When a U-2 spy plane is shot down, when an Igor Gouzenko surfaces, the public gets a glimpse behind the veil. But hundreds of men like Simon are working around the clock, fighting invisible battles, scoring silent victories, so that each morning the world can look the same as it did the day before. And we can continue to take it all for granted, and to have faith: the sun will rise, the sky will not be full of airplanes, will not be obliterated by an air-raid siren.
He passes the intrepid Spitfire, its nose tilted toward the stars, and crosses the Huron County road. He is among a quiet handful of people who know how precious and fragile it all is. Behind the
tranquility of everyday life, something unstable is multiplying; something that wants to assert the primacy of chaos. Jack has, very briefly and quite unremarkably, worked behind the scenes so that his family and millions of others never have to find out. He enters the PMQs with an expansive feeling in his chest.
“Then why didn’t your air force man come forward, if he saw you?”
“Maybe he got posted.”
Rick is past hunger, feeling sick now, what time is it? They think I strangled Claire McCarroll. “Maybe he’s not from the station, maybe he was just here on course and he left the next day.”

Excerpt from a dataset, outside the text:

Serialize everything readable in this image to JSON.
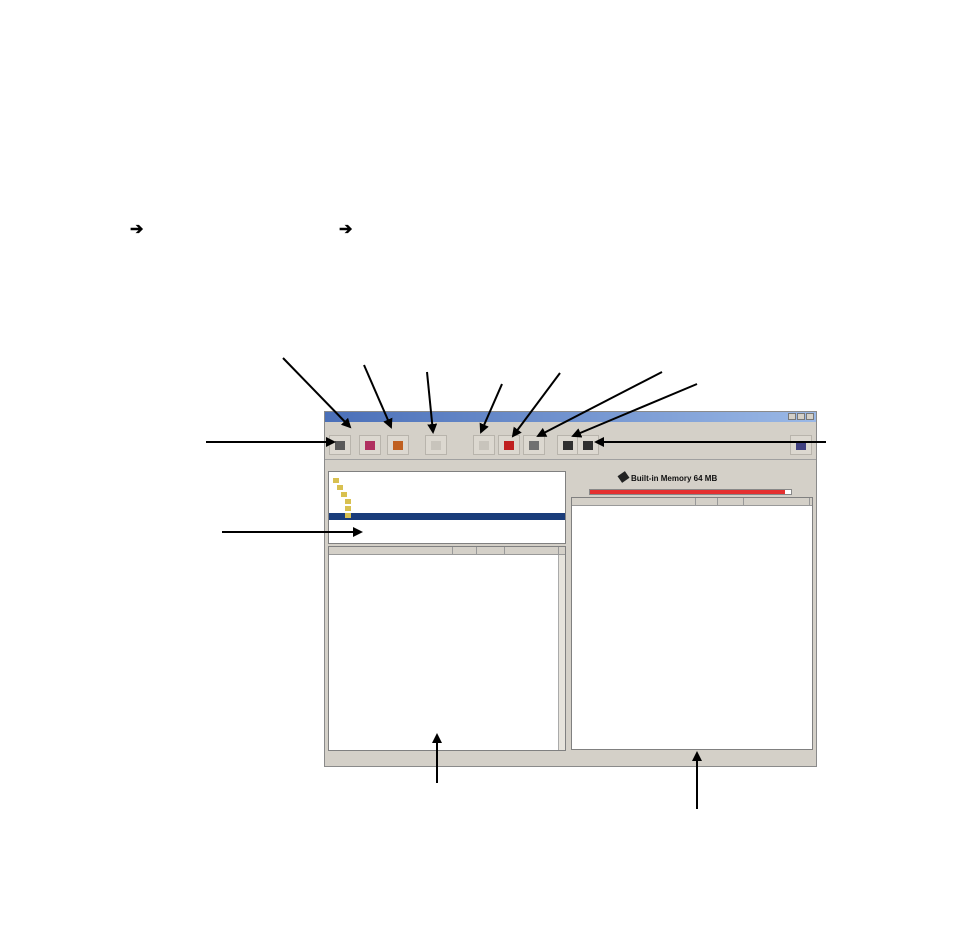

“What servicemen do you know who have recently left the station?”
“I don’t know.”
“But he knew you—he waved, according to you—how do you explain that?”
“I don’t know.”
“You don’t know much,” says Rick’s friend from the passenger side—the one who punched him in the gut when he stopped running. He is sitting on a chair tilted against the wall, taking notes.
“I want to call my dad.”
“Trouble is, buddy,” says the big cop, “there were no departures from the station that week. No courses finishing, no postings, no one away on leave. We checked, eh?”
Rick stares at the scarred tabletop.
“How do you explain that, young man?” asks Bradley.
“I can’t.”
“I can.” Rick waits. Bradley says, “It never happened.”

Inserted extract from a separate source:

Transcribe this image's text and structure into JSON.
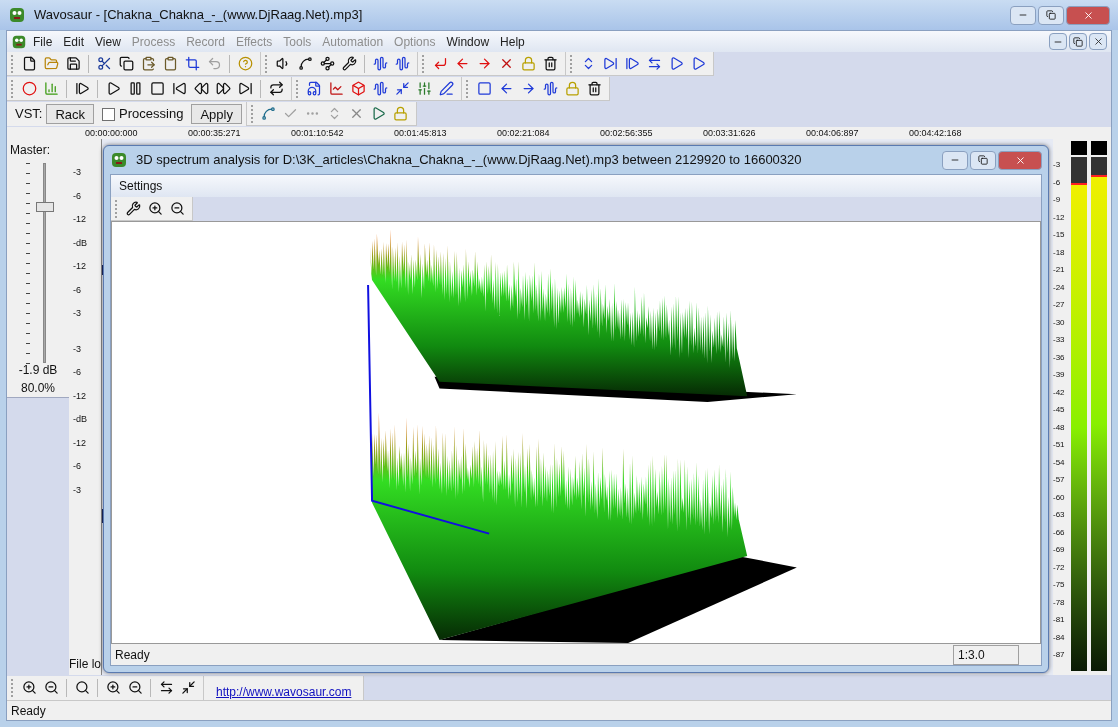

A bad dream. “I want my mother,” says Rick and bites his lip, feeling himself redden with the approach of tears, ambushed by the potency of the universal phrase. He looks up. The big cop is grinning at him.
Jack runs up the steps and into his house. “What’s for supper, I’m starved”—but the kitchen is empty. No dinner smells, the table not set. “Mimi? … Kids?” What’s happened?
I went away and something happened
. The cuckoo clock startles him; he reaches for the phone,
for Mimi’s pop-up tin address book—although he hasn’t a clue how to decode her filing system—and catches sight of the note on the fridge, “We’re across the street at the Froelichs’.” He breathes again. He wants a beer. Maybe Henry’s got a good Löwenbräu on ice.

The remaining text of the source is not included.